While a “majority-minority” student population has long been a reality in Chicago, 2011 marked the first time that minority students were the majority in kindergarten, first, second, and third grade classrooms across all of Illinois. A driving force behind this demographic shift are students who come from immigrant families, hold a range of native- and English-language abilities, and are adapting to the U.S. school system.
The United States’ increased use of standardized testing poses significant conundrums for this emerging student population. While there is no shortage of critiques on the overall merits of standardized testing, for those on their way to learning English, the reliability, validity, and fairness of such accountability measures are especially dubious. After being in U.S. schools for three years or more, current education policy mandates that English Language Learners (ELLs) take standardized tests in English, regardless of their English language proficiency. Research suggests that although such tests intend to assess content knowledge (e.g. of science or mathematical concepts), the results are often invalid, as many ELLs are required to take them before their English language skills are developed enough to comprehend the test questions.
While standardized tests present significant challenges for ELLs, simplistic arguments to entirely do away with them are neither politically feasible nor necessary, especially as new Common Core State Standards are set to be fully implemented in the 2014-2015 school year. The Latino Policy Forum recently hosted Dr. Margo Gottlieb, an internationally renowned author and English-language assessment expert, in a dialogue with Illinois’ education advocacy and philanthropic communities. One of the main questions of the day: How will Common Core drive assessment and what do data of ELLs tell us when the assessment of academic achievement is in English?
Gottlieb offered insights on how culturally and linguistically valid assessments are critical to accurately measuring the educational trajectory of ELLs. Rather than relying on one source of data collection, however, she endorsed the use of a continuum of assessments: instructional, common instructional, interim, and standardized.
Instructional assessment and common instructional assessment, she conveyed, are created locally by educators to provide personal and school-level accountability. Interim and standardized assessments, by contrast, are created by test developers and externally mandated with wider implications for district and state-level accountability. The latter measures allow for little participation from teachers and school leaders and generally do not take students’ linguistic and cultural backgrounds into account.

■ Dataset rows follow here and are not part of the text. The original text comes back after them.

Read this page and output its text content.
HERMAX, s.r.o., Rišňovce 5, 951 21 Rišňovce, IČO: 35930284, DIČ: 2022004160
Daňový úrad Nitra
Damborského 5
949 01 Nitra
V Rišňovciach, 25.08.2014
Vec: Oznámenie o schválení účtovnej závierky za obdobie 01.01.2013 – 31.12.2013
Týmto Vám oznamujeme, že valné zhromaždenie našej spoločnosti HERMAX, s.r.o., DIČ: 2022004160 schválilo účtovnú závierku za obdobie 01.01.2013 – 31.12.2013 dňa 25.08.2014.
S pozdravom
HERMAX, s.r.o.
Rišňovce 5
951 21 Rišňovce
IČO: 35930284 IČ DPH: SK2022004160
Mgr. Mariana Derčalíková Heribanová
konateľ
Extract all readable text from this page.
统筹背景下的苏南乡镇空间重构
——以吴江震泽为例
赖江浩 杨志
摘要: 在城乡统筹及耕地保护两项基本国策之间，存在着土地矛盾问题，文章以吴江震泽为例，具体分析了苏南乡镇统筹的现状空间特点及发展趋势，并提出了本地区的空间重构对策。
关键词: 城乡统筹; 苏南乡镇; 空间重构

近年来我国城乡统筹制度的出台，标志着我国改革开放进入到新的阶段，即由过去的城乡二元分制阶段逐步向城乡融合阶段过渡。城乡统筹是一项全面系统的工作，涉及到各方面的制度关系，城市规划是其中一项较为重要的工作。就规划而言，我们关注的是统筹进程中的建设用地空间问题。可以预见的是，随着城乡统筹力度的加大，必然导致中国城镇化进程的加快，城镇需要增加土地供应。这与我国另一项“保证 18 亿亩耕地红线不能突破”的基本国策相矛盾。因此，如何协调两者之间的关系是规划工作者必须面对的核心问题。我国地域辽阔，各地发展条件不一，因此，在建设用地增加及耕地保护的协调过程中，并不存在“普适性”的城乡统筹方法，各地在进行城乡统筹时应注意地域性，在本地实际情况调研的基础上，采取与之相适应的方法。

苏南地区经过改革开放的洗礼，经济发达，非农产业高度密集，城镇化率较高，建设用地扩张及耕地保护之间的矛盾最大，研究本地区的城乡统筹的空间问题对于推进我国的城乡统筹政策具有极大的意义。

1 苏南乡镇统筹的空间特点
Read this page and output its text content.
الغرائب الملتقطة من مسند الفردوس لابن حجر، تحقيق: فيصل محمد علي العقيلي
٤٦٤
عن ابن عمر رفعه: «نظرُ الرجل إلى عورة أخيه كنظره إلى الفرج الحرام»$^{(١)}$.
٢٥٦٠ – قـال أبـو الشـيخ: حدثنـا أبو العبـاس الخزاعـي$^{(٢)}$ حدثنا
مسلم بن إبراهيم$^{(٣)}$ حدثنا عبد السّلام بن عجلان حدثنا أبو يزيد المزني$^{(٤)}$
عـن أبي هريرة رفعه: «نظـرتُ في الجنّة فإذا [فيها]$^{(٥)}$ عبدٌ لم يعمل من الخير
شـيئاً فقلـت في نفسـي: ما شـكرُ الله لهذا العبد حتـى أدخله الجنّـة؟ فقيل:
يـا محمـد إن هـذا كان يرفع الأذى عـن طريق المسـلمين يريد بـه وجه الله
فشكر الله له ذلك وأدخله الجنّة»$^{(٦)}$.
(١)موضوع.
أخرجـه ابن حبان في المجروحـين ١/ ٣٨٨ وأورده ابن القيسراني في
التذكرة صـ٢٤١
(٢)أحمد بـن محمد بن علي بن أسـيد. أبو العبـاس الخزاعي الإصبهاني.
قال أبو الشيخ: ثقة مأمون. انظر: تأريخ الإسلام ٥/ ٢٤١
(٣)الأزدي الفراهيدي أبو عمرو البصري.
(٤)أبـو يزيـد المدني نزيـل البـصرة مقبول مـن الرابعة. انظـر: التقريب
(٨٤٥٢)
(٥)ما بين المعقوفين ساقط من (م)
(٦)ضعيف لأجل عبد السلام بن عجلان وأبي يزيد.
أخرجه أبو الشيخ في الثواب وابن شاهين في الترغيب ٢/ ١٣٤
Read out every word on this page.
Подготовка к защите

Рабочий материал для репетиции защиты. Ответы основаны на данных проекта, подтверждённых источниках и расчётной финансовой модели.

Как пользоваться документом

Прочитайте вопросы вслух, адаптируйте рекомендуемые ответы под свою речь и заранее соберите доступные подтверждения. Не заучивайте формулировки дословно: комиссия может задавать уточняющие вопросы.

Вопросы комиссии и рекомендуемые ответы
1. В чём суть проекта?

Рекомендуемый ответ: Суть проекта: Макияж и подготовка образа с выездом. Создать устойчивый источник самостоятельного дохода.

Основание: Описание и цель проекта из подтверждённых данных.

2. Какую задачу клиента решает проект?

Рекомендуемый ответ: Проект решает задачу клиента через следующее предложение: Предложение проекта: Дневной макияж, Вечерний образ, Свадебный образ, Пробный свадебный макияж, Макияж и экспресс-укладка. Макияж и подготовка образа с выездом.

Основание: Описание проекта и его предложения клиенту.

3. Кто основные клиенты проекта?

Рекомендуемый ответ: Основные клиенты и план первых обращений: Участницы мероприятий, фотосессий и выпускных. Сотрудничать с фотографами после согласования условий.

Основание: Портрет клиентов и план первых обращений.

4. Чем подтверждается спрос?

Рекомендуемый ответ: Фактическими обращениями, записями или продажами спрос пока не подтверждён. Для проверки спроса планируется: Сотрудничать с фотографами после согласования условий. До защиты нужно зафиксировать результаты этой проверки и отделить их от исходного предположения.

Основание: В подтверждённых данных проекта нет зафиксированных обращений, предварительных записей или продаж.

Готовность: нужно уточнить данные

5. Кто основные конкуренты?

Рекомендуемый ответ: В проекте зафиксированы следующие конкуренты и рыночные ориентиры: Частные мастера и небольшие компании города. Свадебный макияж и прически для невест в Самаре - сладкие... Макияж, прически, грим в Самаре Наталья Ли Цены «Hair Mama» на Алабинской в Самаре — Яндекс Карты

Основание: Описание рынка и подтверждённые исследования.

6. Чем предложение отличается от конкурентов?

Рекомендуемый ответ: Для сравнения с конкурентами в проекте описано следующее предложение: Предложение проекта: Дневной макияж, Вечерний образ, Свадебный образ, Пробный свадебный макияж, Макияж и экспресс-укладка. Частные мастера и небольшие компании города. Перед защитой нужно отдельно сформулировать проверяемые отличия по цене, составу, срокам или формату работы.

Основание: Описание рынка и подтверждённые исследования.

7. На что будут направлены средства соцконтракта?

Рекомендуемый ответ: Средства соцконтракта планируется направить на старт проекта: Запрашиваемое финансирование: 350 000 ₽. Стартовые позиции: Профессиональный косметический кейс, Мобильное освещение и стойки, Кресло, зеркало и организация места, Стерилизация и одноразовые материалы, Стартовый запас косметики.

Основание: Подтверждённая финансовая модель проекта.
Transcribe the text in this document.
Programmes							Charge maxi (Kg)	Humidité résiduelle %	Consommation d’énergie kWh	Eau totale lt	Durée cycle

In her recent chapter in Breaking Through, Effective Instruction and Assessment for Reaching English Learners (2012), Gottlieb provides this helpful chart to distinguish different forms of achievement measures and their implications for ELLs.
Instructional and Common Instructional Assessment for Measuring Academic Achievement | Interim and Standardized Achievement Tests |
Designed and developed specifically for English learners | Not necessarily designed, piloted, or field tested on sufficient numbers of English learners |
Created by educators for educators | Crafted by test developers |
Have strong ties to curriculum and are representative of instruction | Have loose ties to curriculum and instruction |
Consist of performance-based tasks and projects with high levels of student interaction and original student work | Items often discrete and skill-based and may represent low levels of cognitive engagement |
Represent what is valued in teaching and learning | May be removed from what is valued for teaching and learning |
May possess validity, but not are necessarily highly reliable for language learners | May be highly reliable but are not necessarily valid for language learners |
Needed to help balance educational accountability | Dominate educational accountability |
As Common Core assessments come to the fore, assessments will hold schools accountable to the academic content knowledge of all students, ELLs and otherwise. As debate abounds around assessing ELLs, a window of opportunity is emerging for the educational community to consider the variety of assessments available and the relative weight attached to their influence. A true measure of how students are progressing within an era of heightened standards and accountability will require the promotion of assessments that are valid for ELLs, considerate of classroom practice, and provide timely feedback for differentiated instruction.
As classrooms across Illinois become increasingly diverse, elevating the use of the culturally and linguistically sensitive instruments available in common instructional assessment could provide an essential “counterbalance,” as Dr. Gottlieb contends, to the often inaccurate nature of standardized testing.